Photo Courtesy of Mark PetersonMark Peterson discussed Boston’s history with Charles F. McElwee, assistant editor of City Journal. Peterson is the Edmund S. Morgan Professor of History at Yale University, where he teaches courses on colonial and Revolutionary America. He was previously chair of the Department of History at the University of California, Berkeley. He earned his Ph.D. at Harvard University and is the author of The Price of Redemption: The Spiritual Economy of Puritan New England (1997) and most recently, The City-State of Boston: The Rise and Fall of an Atlantic Power, 1630-1865 (2019).

Your latest book explores the rise and fall of Boston between 1630 and 1865. What were the leading factors in the city’s decline as a powerful city-state?

Boston’s founders sought autonomy from the British crown in order to develop a social vision rooted in the Puritan movement. In the seventeenth century, they built an overseas trading economy that could sustain that vision, but it made Boston dependent on the slave-based economies of the West Indian sugar islands as markets for New England’s products. This problematic original bargain with slavery became a fatal flaw after U.S. independence. After Massachusetts ratified the Constitution, it fell under the authority of a national government deeply committed to slavery. As the city turned to textile production in the 1810s, its ties with the growing Cotton Kingdom tightened, while its autonomy was restricted by U.S. authority (symbolized in measures such as the Fugitive Slave Act). Internally, the city-state was pulled apart by this conflict between traditional goals and new economic necessities. By the Civil War, it no longer made sense to think of Boston and its New England hinterland in city-state terms—it became fully absorbed into the U.S. national project.

What was the most surprising finding in your research about Boston?

Few people today might know that Boston and New England were considered the most martial region of early America. This was partly based on a vigorous tradition of self-defense. Boston’s desire for autonomy from British rule meant that it couldn’t expect to rely on the king’s armies and navies. The martial tradition was also an artifact of the region having very few slaves. The southern colonies and West Indies were always reluctant either to arm slaves for military service or to send free men away to fight, leaving the home front defenseless against slave uprisings. New England sent more troops to Britain’s imperial wars than any other region; the region also raised a disproportionate number of soldiers in the Revolutionary War.

What can other U.S. cities learn from Boston’s history?

What’s true of Boston may not be true of other places. That said, I do think that strong and healthy cities maintain a mutually beneficial relationship with the surrounding hinterland. No city is sufficient unto itself.
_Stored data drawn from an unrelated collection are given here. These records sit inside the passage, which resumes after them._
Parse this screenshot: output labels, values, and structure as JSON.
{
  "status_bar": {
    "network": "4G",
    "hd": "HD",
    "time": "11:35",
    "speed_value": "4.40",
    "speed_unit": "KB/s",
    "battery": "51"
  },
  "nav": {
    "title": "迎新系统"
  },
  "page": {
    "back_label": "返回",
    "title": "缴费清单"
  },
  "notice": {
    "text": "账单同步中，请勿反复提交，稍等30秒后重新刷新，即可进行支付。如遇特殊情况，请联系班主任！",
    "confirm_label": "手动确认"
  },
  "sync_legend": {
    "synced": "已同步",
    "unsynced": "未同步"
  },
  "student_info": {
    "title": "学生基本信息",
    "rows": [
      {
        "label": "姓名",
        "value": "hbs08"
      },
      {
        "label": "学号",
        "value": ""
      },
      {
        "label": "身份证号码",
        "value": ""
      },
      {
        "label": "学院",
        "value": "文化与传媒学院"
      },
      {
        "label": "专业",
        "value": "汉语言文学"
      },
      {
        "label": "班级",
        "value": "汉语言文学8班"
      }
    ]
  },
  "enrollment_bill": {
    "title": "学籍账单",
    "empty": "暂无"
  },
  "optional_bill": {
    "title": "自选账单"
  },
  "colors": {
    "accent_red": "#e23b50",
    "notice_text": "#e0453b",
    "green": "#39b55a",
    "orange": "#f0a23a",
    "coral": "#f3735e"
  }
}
Each relies on its wider catchment area for resources of all kinds—food, building materials, energy sources, export goods—and especially the pool of human talent drawn to the city’s opportunities. No matter how global our economies become, cities need to understand how they serve their surrounding regions.

In a previous interview, you noted that history is best presented by following the Golden Rule. How should historians follow this rule?
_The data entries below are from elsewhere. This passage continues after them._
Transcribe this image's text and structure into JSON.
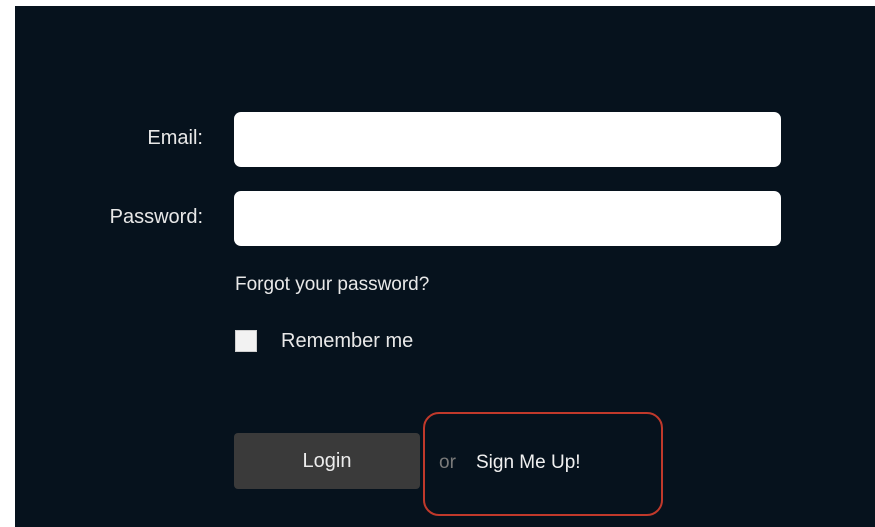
{
  "form": {
    "email_label": "Email:",
    "email_value": "",
    "password_label": "Password:",
    "password_value": "",
    "forgot_link": "Forgot your password?",
    "remember_label": "Remember me",
    "remember_checked": false,
    "login_label": "Login",
    "or_text": "or",
    "signup_label": "Sign Me Up!"
  },
  "colors": {
    "background": "#06121d",
    "field": "#ffffff",
    "text": "#e8e8e8",
    "button": "#3a3a3a",
    "highlight": "#c0392b"
  }
}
By respecting the full humanity of our historical subjects, even those whom we might disagree with or be inclined to criticize. We need to recognize that most people were generally trying to do the best they could in the face of multiple possible futures, just as we are. Even though, in retrospect, we know more than they did about what actually happened, their decision-making took place in just as complex a world of potential realities as our own.

I dislike it when historians misuse the words of their subjects, plucking quotations out of context to make them into sock puppets for their pet arguments and theories. No one would want to be treated that way. It’s incumbent on historians to avoid that kind of self-serving distortion.
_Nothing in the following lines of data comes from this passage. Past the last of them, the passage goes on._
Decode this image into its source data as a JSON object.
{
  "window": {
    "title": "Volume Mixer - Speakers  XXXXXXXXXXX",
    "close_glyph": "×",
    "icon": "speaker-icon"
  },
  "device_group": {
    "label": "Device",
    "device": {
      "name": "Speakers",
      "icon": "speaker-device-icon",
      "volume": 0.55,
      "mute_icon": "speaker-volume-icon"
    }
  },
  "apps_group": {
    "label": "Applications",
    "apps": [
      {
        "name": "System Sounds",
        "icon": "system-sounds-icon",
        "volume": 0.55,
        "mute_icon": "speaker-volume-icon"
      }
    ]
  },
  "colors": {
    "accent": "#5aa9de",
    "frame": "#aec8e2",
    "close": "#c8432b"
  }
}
How can we restore Americans’ interest in history?

I think Americans, like all people, are intrinsically interested in their past. The most important thing is to write about it honestly, in ways that are relevant to our present predicaments, but without either gilding or tarnishing the past for the sake of present agendas. That’s hard to do—no one can do it perfectly. But I find that audiences are incredibly responsive when you take seriously their desire to understand the past.